When the Strait of Hormuz was blockaded on 4 March, the immediate focus was on oil prices and Western economies. But four weeks into the crisis, the most devastating economic consequences are being felt not in New York or London, but in New Delhi, Bangkok, Manila and Seoul.

Asia’s dependence on Gulf energy is a structural vulnerability that has been understood for decades but never addressed. The region imports the majority of its oil and gas from the Persian Gulf. When that supply was suddenly choked off, the effects were immediate and brutal. Brent crude has risen roughly 45% since late February. Gas prices are up 55%. And the currencies of the region’s most energy-dependent economies are in freefall.

The Currency Cascade

India’s rupee has depreciated sharply against the dollar as the country’s import bill balloons. Thailand’s baht, already under pressure from a tourism slowdown, has tumbled further. The Philippine peso hit a record low of 60.1 per dollar on 19 March. South Korea’s finance ministry has activated its currency crisis response team for the first time since the pandemic — a move that speaks volumes about the severity of the situation.

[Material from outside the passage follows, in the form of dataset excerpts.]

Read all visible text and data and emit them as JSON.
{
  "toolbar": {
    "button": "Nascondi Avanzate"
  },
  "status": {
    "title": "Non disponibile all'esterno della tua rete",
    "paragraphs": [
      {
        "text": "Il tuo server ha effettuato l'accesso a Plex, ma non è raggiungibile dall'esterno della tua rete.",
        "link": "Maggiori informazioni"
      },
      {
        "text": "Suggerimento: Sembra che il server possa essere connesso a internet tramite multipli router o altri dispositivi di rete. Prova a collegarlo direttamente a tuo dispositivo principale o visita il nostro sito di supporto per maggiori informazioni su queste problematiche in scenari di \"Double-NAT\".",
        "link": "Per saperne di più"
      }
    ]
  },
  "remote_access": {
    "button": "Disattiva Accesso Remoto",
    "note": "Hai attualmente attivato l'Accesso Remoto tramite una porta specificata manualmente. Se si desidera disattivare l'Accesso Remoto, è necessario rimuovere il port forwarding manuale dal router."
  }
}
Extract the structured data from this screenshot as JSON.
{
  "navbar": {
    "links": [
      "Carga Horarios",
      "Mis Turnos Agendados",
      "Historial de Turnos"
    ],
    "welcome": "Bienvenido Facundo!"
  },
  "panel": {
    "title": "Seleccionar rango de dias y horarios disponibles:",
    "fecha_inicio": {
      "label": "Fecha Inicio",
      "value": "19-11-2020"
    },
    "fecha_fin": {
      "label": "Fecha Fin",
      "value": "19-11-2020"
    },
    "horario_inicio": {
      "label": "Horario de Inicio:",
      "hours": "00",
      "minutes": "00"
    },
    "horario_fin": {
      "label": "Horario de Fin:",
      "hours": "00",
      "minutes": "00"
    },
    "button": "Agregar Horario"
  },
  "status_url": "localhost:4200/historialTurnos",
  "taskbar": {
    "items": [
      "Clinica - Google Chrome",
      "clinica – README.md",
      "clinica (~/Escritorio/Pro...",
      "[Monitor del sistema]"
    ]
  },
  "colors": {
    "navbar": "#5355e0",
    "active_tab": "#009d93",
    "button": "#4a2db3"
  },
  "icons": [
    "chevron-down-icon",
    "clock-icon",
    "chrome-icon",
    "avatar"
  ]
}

These are not marginal fluctuations. Currency depreciation in energy-importing nations creates a vicious cycle: a weaker currency makes oil imports more expensive, which worsens the trade balance, which puts further pressure on the currency. Breaking the cycle requires either a sharp drop in energy prices — unlikely while the war continues — or aggressive central bank intervention that risks choking off growth.

Inflation Returns

The inflation numbers are starting to come through, and they are ugly. Regional inflation is forecast to hit 4.6% in 2026, up from 3.5% in 2025. For countries that spent the past two years carefully engineering a soft landing from the post-pandemic price surge, this is a devastating setback. Central banks that were preparing to cut rates are now being forced to consider hikes instead.

The European Central Bank is expected to raise rates as soon as next month, according to money market pricing. The Bank of England has shifted to a hawkish stance. Even the Bank of Japan, which has spent decades fighting deflation, is no longer ruling out a rate increase. The global monetary policy environment has flipped in the space of four weeks from cautious easing to emergency tightening.

Beyond Oil

The economic damage extends well beyond energy. The Persian Gulf is a critical hub for fertiliser production. Disruptions to supply are already feeding through to agricultural input costs across Asia, threatening food price inflation in countries where millions of people spend the majority of their income on food. The chemical sector has been hit. Semiconductor supply chains, which depend on specialised chemicals produced in the Gulf region, are reporting delays.

The comparison that analysts are reaching for is the 2020 pandemic — not in terms of the cause, but in terms of the cascading economic disruption. Supply chains that were painstakingly rebuilt after COVID are being severed again. Trade routes that had only just normalised are being rerouted. And the bill, as always, is being paid by the countries least able to afford it.

The Iran war was sold to the American public as a targeted operation to neutralise a nuclear threat. What it has become is a wrecking ball swinging through the global economy, with Asia directly in its path. The question nobody in Washington seems to be asking is who picks up the pieces when the swinging stops.